The book is nominated for the Prometheus award, but any libertarianism it displays is subtle enough that some on the nominating committee, while admitting that it's a good read, have whether it deserves a place as a finalist. The book has an air of freedom, and I'd like to argue that, though the libertarianism isn't front-and-center, the book presents a society that works without any central government, and that shows its characters and political factions getting along without resorting to governmental force.

In the first three chapters, we see a fair amount of commerce and crime, and most of the enforcement is privatized, or limited to (threatened) court enforcement of contractual terms. The subplot in which Manfred frees the music is about changing the rules for ownership of property, which some may see as akin to theft, but it seems to me that it's a sensible exploration of alternative choices. If technology makes the old schemes unenforceable, ceding increasing amounts of force to the state (or to property owners) in order to maintain rights that have always been inventions of the state in any case (patent, copyright, trademark) is probably the wrong approach from a libertarian point of view.
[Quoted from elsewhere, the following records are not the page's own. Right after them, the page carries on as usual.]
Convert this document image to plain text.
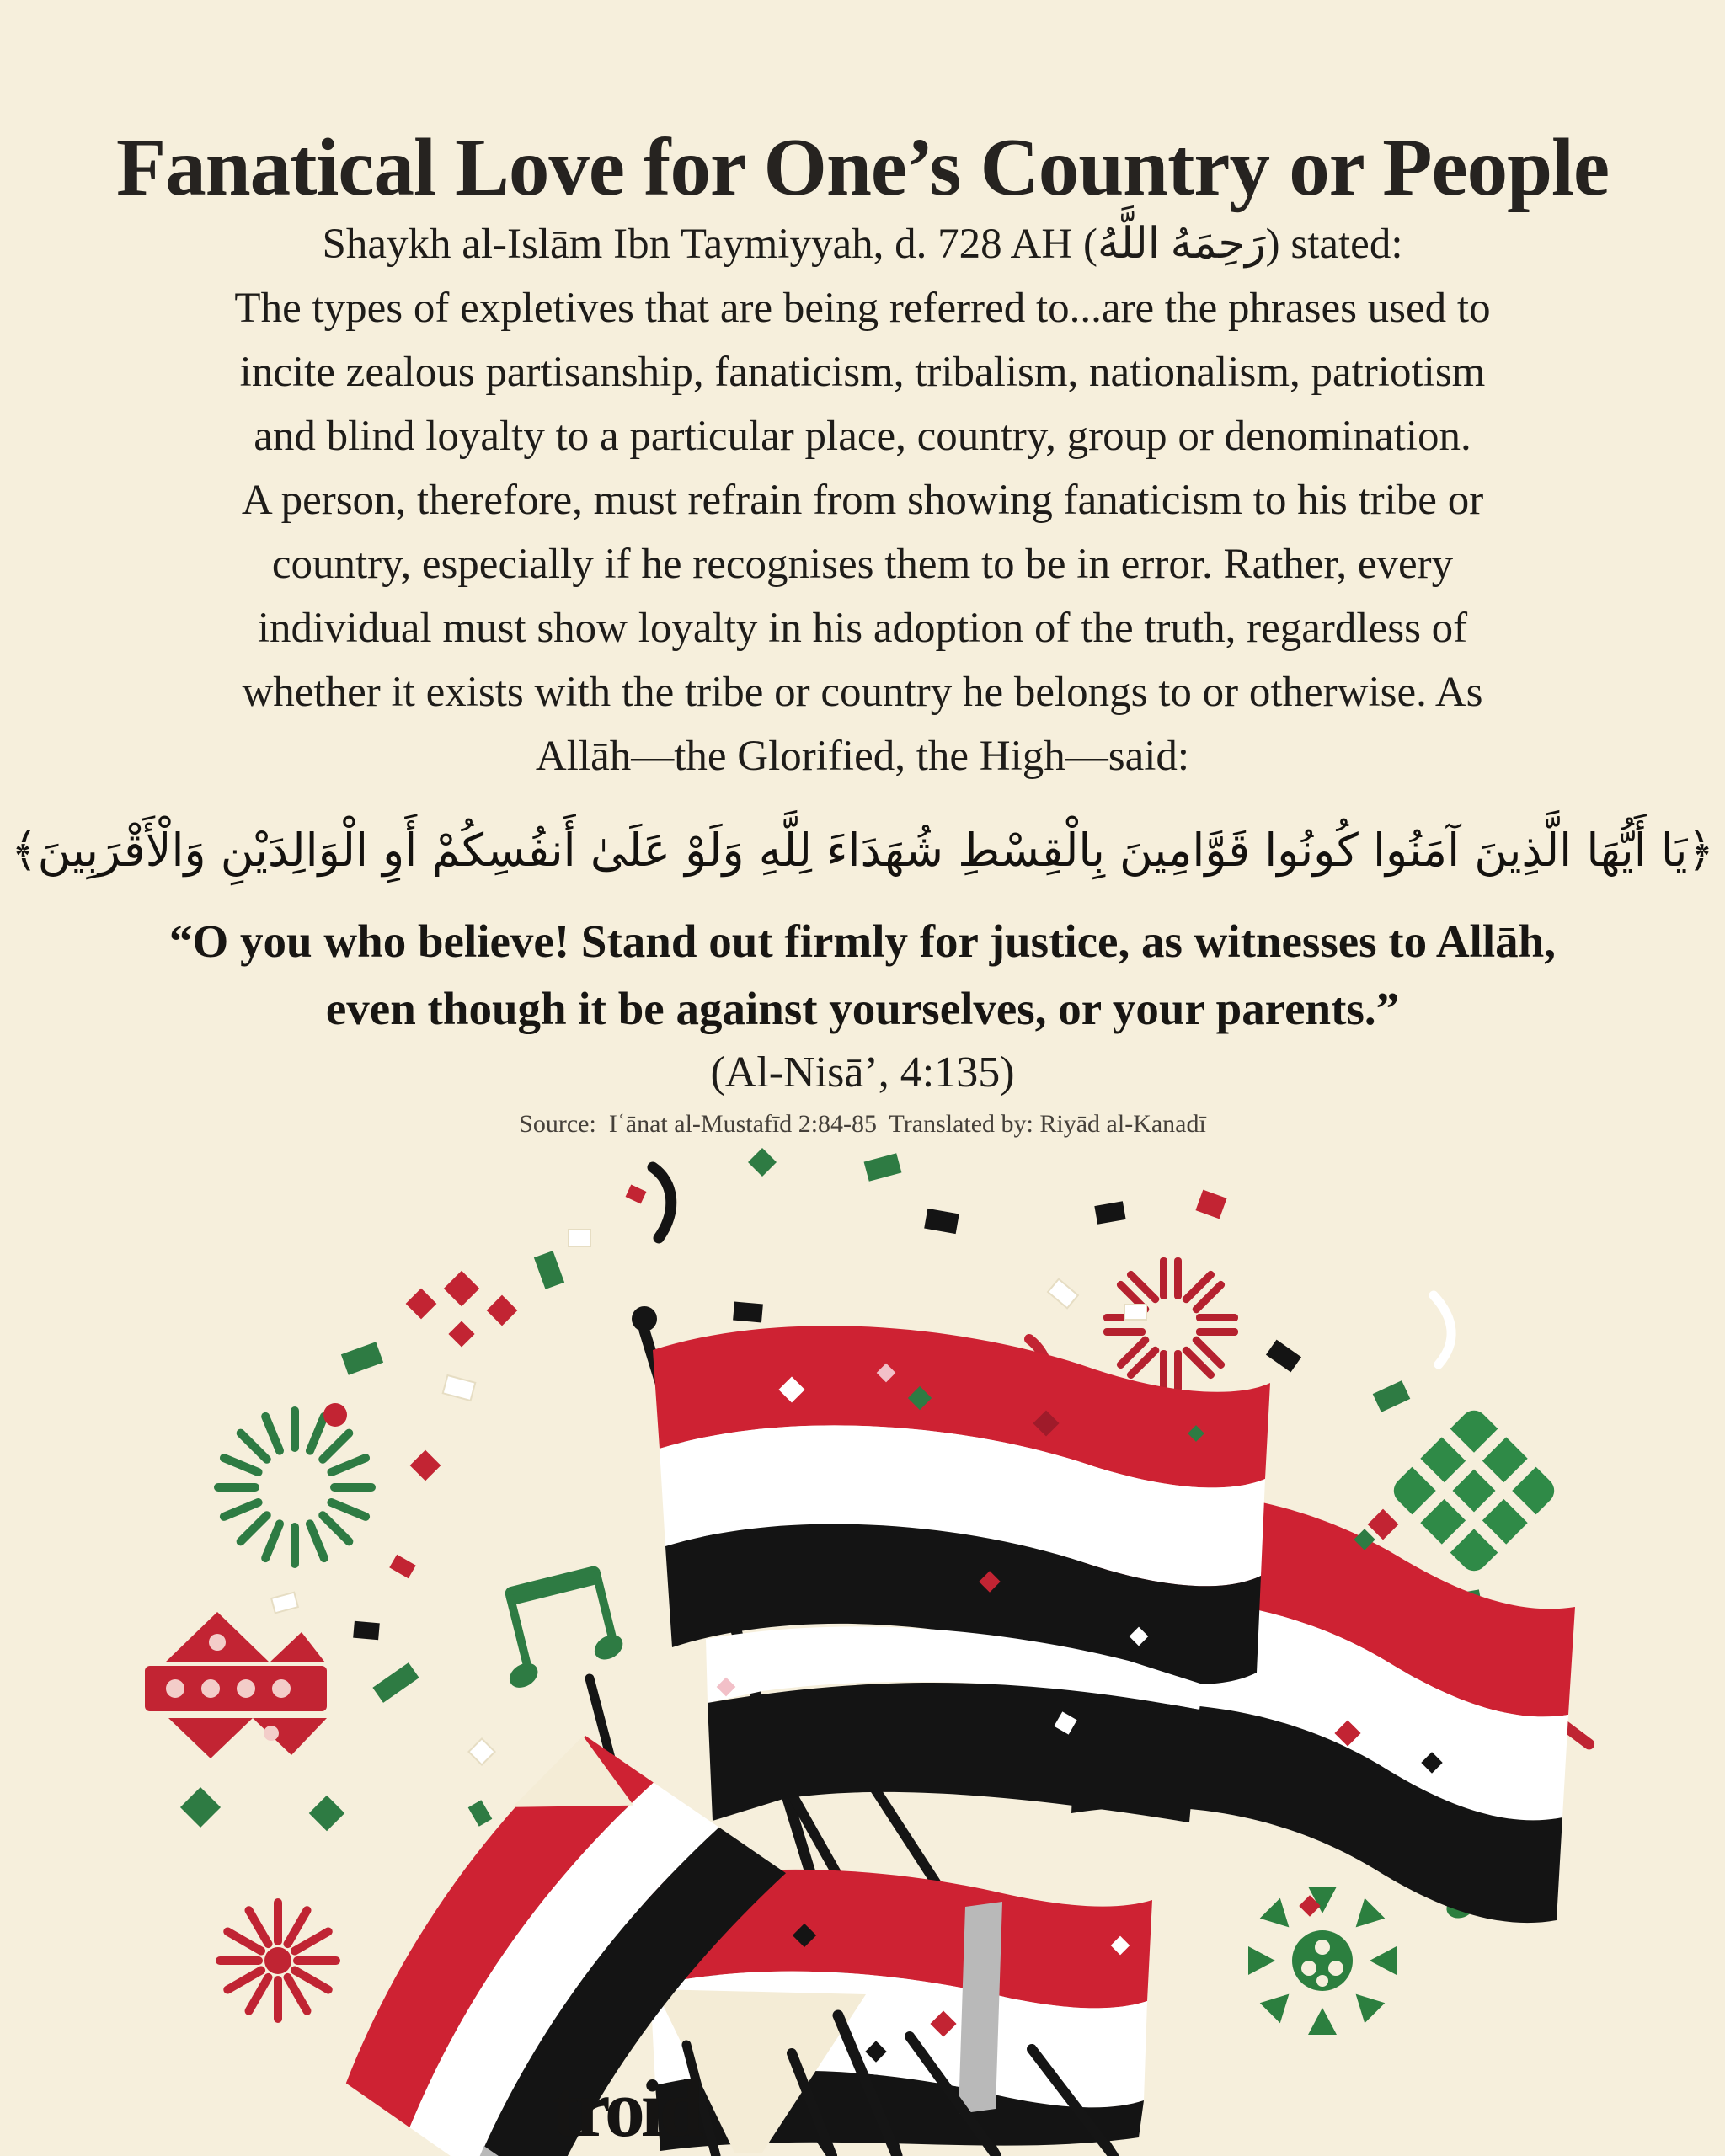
Fanatical Love for One’s Country or People
Shaykh al-Islām Ibn Taymiyyah, d. 728 AH (رَحِمَهُ اللَّهُ) stated:
The types of expletives that are being referred to...are the phrases used to
incite zealous partisanship, fanaticism, tribalism, nationalism, patriotism
and blind loyalty to a particular place, country, group or denomination.
A person, therefore, must refrain from showing fanaticism to his tribe or
country, especially if he recognises them to be in error. Rather, every
individual must show loyalty in his adoption of the truth, regardless of
whether it exists with the tribe or country he belongs to or otherwise. As
Allāh—the Glorified, the High—said:
﴿يَا أَيُّهَا الَّذِينَ آمَنُوا كُونُوا قَوَّامِينَ بِالْقِسْطِ شُهَدَاءَ لِلَّهِ وَلَوْ عَلَىٰ أَنفُسِكُمْ أَوِ الْوَالِدَيْنِ وَالْأَقْرَبِينَ﴾
“O you who believe! Stand out firmly for justice, as witnesses to Allāh,
even though it be against yourselves, or your parents.”
(Al-Nisā’, 4:135)
Source:  Iʿānat al-Mustafīd 2:84-85  Translated by: Riyād al-Kanadī
troid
Chapter 4 ("Halo", ") starts out with Manfred's daughter, Amber, escaping the clutches of her mother by emigrating to the asteroid belt. She ends up the head of a voluntary justice association that people subscribe to because it's better situated to their problems. The characters refer back to this period throughout the rest of the story, and it's clear that it serves as a reminder that voluntary arrangements work better.

The story ends with a transhuman superintelligence (the cat, Aineko) needing something from Manfred, and having to negotiate with him to get it. It's clear from the power arrangements that Aineko is used to manipulating events so people want to help her, but in this case, she needs a willing assistant, so she offers Manfred something he's wanted all along: to be left alone to live his own life. It seems plenty libertarian to me.